Papers I and II were dedicated to A. baumannii, a worrisome complement and antibiotic-resistant pathogen. In these papers, Michal screened many isolates from the genus Acinetobacter and aimed to characterize their MAC evasion strategy. He found two potential mechanisms worthy of further investigation. 

In paper III, the focus switched to K. pneumoniae, another serious human pathogen. This study highlighted a surprising connection between complement and colistin resistance in isolates obtained from patients. This study delivered results worth considering in the epidemiology of Klebsiella infections.

Paper IV aimed to provide a treatment option that counteracts the complement evasion mechanism in S. pyogenes. This bacterium acquires the complement inhibitor factor H from serum to evade opsonization. Replacing the serum-bound inhibitor with the FH6-7/hFc fusion protein increased complement activation and resulted in better animal survival in the mouse model. This protein highlighted the possibility of using bacterial evasion mechanisms against the bacteria themselves.

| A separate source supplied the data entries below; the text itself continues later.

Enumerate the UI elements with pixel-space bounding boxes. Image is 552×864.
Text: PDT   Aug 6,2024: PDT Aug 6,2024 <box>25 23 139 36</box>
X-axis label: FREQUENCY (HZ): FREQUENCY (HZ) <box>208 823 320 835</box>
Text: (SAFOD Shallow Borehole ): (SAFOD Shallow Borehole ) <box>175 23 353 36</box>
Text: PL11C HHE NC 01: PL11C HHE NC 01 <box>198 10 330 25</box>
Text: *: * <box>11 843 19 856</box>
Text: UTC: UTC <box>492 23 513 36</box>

Taken together, Michal's findings gave us a better overview of bacterial infections and their complement evasion mechanisms. As antibiotic resistance among human pathogens becomes more serious, novel treatment options are needed.

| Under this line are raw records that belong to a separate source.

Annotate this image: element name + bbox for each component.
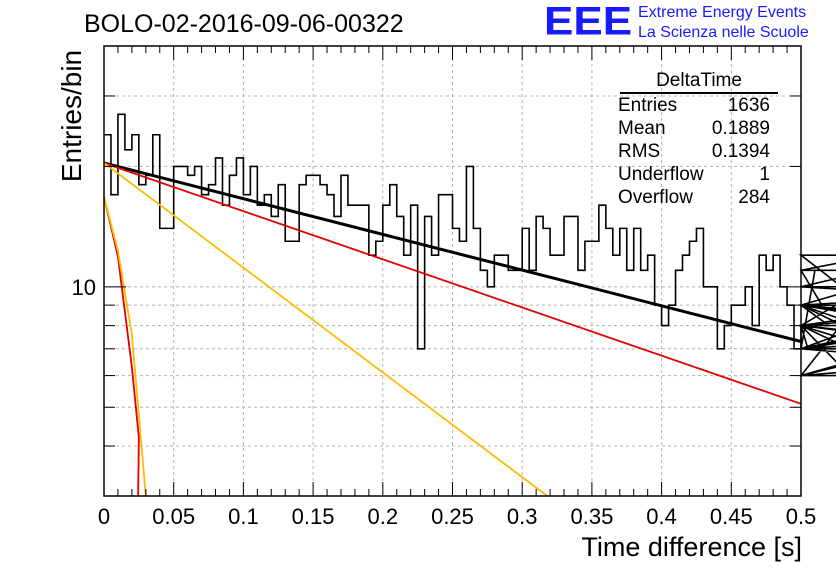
x-tick-label: 0.2 xyxy=(368,504,399,529)
stats-row-overflow: Overflow 284 xyxy=(612,186,778,209)
logo-line-2: La Scienza nelle Scuole xyxy=(638,24,809,41)
logo-line-1: Extreme Energy Events xyxy=(638,4,807,21)
stats-value: 284 xyxy=(738,187,770,208)
stats-box: DeltaTime Entries 1636 Mean 0.1889 RMS 0… xyxy=(612,70,778,209)
x-tick-label: 0.5 xyxy=(786,504,817,529)
x-tick-label: 0.4 xyxy=(646,504,677,529)
stats-row-underflow: Underflow 1 xyxy=(612,163,778,186)
chart-title: BOLO-02-2016-09-06-00322 xyxy=(84,10,404,38)
x-tick-label: 0.3 xyxy=(507,504,538,529)
stats-value: 0.1394 xyxy=(711,141,770,162)
x-tick-label: 0.45 xyxy=(710,504,753,529)
stats-label: Underflow xyxy=(618,164,704,185)
fit-line-4 xyxy=(103,196,147,497)
fit-line-0 xyxy=(103,161,802,343)
stats-label: Entries xyxy=(618,95,678,116)
y-axis-label: Entries/bin xyxy=(56,49,87,183)
fit-line-1 xyxy=(103,162,802,405)
stats-label: RMS xyxy=(618,141,661,162)
x-tick-label: 0.1 xyxy=(228,504,259,529)
x-axis-label: Time difference [s] xyxy=(581,532,802,562)
x-tick-label: 0.15 xyxy=(292,504,335,529)
fit-line-2 xyxy=(103,162,548,497)
x-tick-label: 0.35 xyxy=(570,504,613,529)
stats-row-rms: RMS 0.1394 xyxy=(612,140,778,163)
stats-label: Overflow xyxy=(618,187,693,208)
grid-lines xyxy=(104,45,801,497)
fit-lines xyxy=(103,161,802,497)
tick-labels: 0 0.05 0.1 0.15 0.2 0.25 0.3 0.35 0.4 0.45 0.5 10 xyxy=(72,275,817,529)
axis-ticks xyxy=(103,45,802,497)
fit-line-3 xyxy=(103,196,140,497)
stats-row-entries: Entries 1636 xyxy=(612,94,778,117)
y-tick-label: 10 xyxy=(72,275,96,300)
stats-value: 1 xyxy=(759,164,770,185)
stats-value: 1636 xyxy=(727,95,770,116)
stats-row-mean: Mean 0.1889 xyxy=(612,117,778,140)
stats-title: DeltaTime xyxy=(620,70,778,94)
x-tick-label: 0.05 xyxy=(152,504,195,529)
stats-label: Mean xyxy=(618,118,666,139)
stats-value: 0.1889 xyxy=(711,118,770,139)
x-tick-label: 0.25 xyxy=(431,504,474,529)
x-tick-label: 0 xyxy=(98,504,110,529)
eee-logo: EEE xyxy=(544,0,633,44)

We wish Michal all the best for his future career and research projects.

On October 3rd, Frerich successfully defended his doctoral dissertation in Utrecht. His thesis provided valuable insights into how Gram-negative bacteria escape killing via the complement system.

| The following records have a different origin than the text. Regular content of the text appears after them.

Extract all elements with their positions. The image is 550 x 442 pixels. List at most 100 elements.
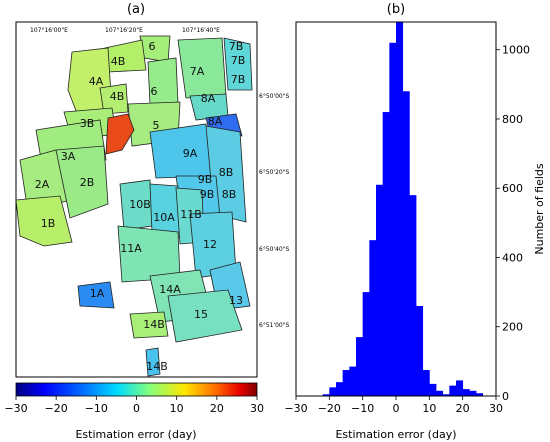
label-4a: 4A [89, 75, 104, 88]
x-tick-label: −10 [351, 402, 374, 415]
lon-label-2: 107°16'20"E [105, 27, 143, 34]
label-9b-1: 9B [198, 173, 213, 186]
label-7b-3: 7B [231, 73, 246, 86]
y-tick-label: 200 [502, 321, 523, 334]
panel-b-label: (b) [387, 2, 405, 17]
y-tick-label: 800 [502, 113, 523, 126]
label-8b-1: 8B [219, 166, 234, 179]
field-4b-mid [99, 83, 129, 115]
label-1a: 1A [90, 287, 105, 300]
histogram-bar [429, 383, 437, 396]
field-red-patch [105, 113, 135, 155]
histogram-bar [416, 305, 424, 396]
label-8b-2: 8B [222, 188, 237, 201]
label-11a: 11A [120, 242, 142, 255]
histogram-bar [349, 366, 357, 396]
lat-label-1: 6°50'00"S [259, 93, 289, 100]
label-11b: 11B [180, 208, 202, 221]
x-tick-label: 10 [422, 402, 436, 415]
field-15 [167, 289, 243, 343]
label-10b: 10B [129, 198, 151, 211]
histogram-bar [442, 394, 450, 396]
histogram-bar [362, 292, 370, 396]
lon-labels: 107°16'00"E 107°16'20"E 107°16'40"E [30, 27, 220, 34]
x-tick-label: 30 [489, 402, 503, 415]
lat-label-3: 6°50'40"S [259, 246, 289, 253]
histogram-bar [382, 112, 390, 396]
y-tick-label: 0 [502, 390, 509, 403]
label-6b: 6 [151, 85, 158, 98]
lat-label-4: 6°51'00"S [259, 322, 289, 329]
colorbar-tick-label: 30 [250, 402, 264, 415]
histogram-bar [389, 42, 397, 397]
lon-label-1: 107°16'00"E [30, 27, 68, 34]
label-7b-2: 7B [231, 54, 246, 67]
label-8a-1: 8A [201, 92, 216, 105]
label-3b: 3B [80, 117, 95, 130]
y-tick-label: 600 [502, 182, 523, 195]
y-tick-label: 400 [502, 251, 523, 264]
field-1a [77, 281, 115, 309]
label-9b-2: 9B [200, 188, 215, 201]
y-tick-label: 1000 [502, 44, 530, 57]
colorbar-ticks: −30 −20 −10 0 10 20 30 [4, 396, 264, 415]
histogram-bar [376, 184, 384, 396]
label-2b: 2B [80, 176, 95, 189]
label-15: 15 [194, 308, 208, 321]
field-2b [55, 145, 109, 219]
label-14b-south: 14B [146, 360, 168, 373]
label-9a: 9A [183, 147, 198, 160]
colorbar-tick-label: −10 [85, 402, 108, 415]
histogram-bar [369, 240, 377, 396]
label-6a: 6 [149, 40, 156, 53]
label-10a: 10A [153, 211, 175, 224]
x-tick-label: 20 [456, 402, 470, 415]
histogram-bar [329, 387, 337, 396]
colorbar-tick-label: 10 [170, 402, 184, 415]
histogram-bar [396, 22, 404, 396]
histogram-bar [356, 337, 364, 396]
label-2a: 2A [35, 178, 50, 191]
field-labels: 6 4B 7B 7A 4A 7B 7B 6 4B 8A 3B 5 8A 3A 9… [35, 40, 246, 373]
histogram-bar [402, 91, 410, 396]
field-14b-south [145, 347, 161, 377]
lat-label-2: 6°50'20"S [259, 169, 289, 176]
label-4b-2: 4B [110, 90, 125, 103]
histogram-bar [322, 394, 330, 396]
histogram-bar [409, 195, 417, 396]
histogram-xlabel: Estimation error (day) [335, 428, 456, 441]
histogram-ylabel: Number of fields [533, 163, 546, 255]
panel-a-label: (a) [127, 2, 145, 17]
colorbar-tick-label: −30 [4, 402, 27, 415]
label-7a: 7A [190, 65, 205, 78]
histogram-bar [422, 370, 430, 396]
histogram-bar [436, 390, 444, 396]
histogram-bar [469, 390, 477, 396]
label-14b: 14B [143, 318, 165, 331]
field-polygons [15, 35, 253, 377]
histogram-bar [456, 380, 464, 396]
field-1b [15, 195, 73, 247]
x-tick-label: 0 [393, 402, 400, 415]
colorbar-tick-label: 20 [210, 402, 224, 415]
label-3a: 3A [61, 150, 76, 163]
x-tick-label: −30 [284, 402, 307, 415]
label-13: 13 [229, 294, 243, 307]
x-tick-label: −20 [318, 402, 341, 415]
histogram-bar [476, 393, 484, 396]
field-7b [223, 37, 253, 91]
label-14a: 14A [159, 283, 181, 296]
histogram-bar [336, 382, 344, 396]
colorbar-label: Estimation error (day) [75, 428, 196, 441]
label-7b-1: 7B [229, 40, 244, 53]
colorbar [15, 382, 258, 397]
label-12: 12 [203, 238, 217, 251]
histogram-bar [342, 370, 350, 396]
label-4b: 4B [111, 55, 126, 68]
lat-labels: 6°50'00"S 6°50'20"S 6°50'40"S 6°51'00"S [259, 93, 289, 329]
colorbar-tick-label: −20 [45, 402, 68, 415]
label-5: 5 [153, 119, 160, 132]
label-8a-2: 8A [208, 115, 223, 128]
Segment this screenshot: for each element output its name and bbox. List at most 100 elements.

Frerich’s research comprised of four studies:

1. The first study found that the LPS O1-antigen in Klebsiella pneumoniae correlates with resistance to complement-mediated killing by preventing proper polymerization and membrane insertion of C9, impairing MAC formation. Despite higher complement deposition, O1-antigen leads to increased soluble MAC (sMAC) release. These findings suggest that O1-antigen blocks effective MAC assembly and that directly labeled C9 is more useful for studying MAC formation than detection antibodies.
2. The second study explored how mutations in the phoQ gene, which occur during the evolution of colistin resistance in Klebsiella pneumoniae, affect bacterial survival against immune system clearance. The phoQ mutation reduces capsule production, making the bacteria more susceptible to complement-mediated killing through the classical pathway. These findings reveal a trade-off between antibiotic resistance and increased vulnerability to immune system attack.
3. The third study examined how an imbalance between C5b and C9 ratios affects Klebsiella pneumoniae's resistance to MAC-mediated killing. Excessive C5 conversion was found to impair C9 polymerization and MAC formation, allowing the bacteria to survive. Adding exogenous C9 or inhibiting C5 conversion restored MAC activity, providing insight into a novel mechanism of resistance that could inform future antimicrobial strategies.
4. The fourth study investigated how Pseudomonas aeruginosa resists complement-mediated killing in human plasma. Frerich’s work identified a novel operon, srgABC, with the srgA gene product playing a key role in preventing MAC-mediated killing. Mutations in purine and biotin synthesis pathways also increased the bacteria's persistence, revealing multiple, complex mechanisms contributing to resistance.

The findings highlight the complexity of bacterial immune evasion and the potential for targeting these resistance pathways in the development of new antimicrobial strategies.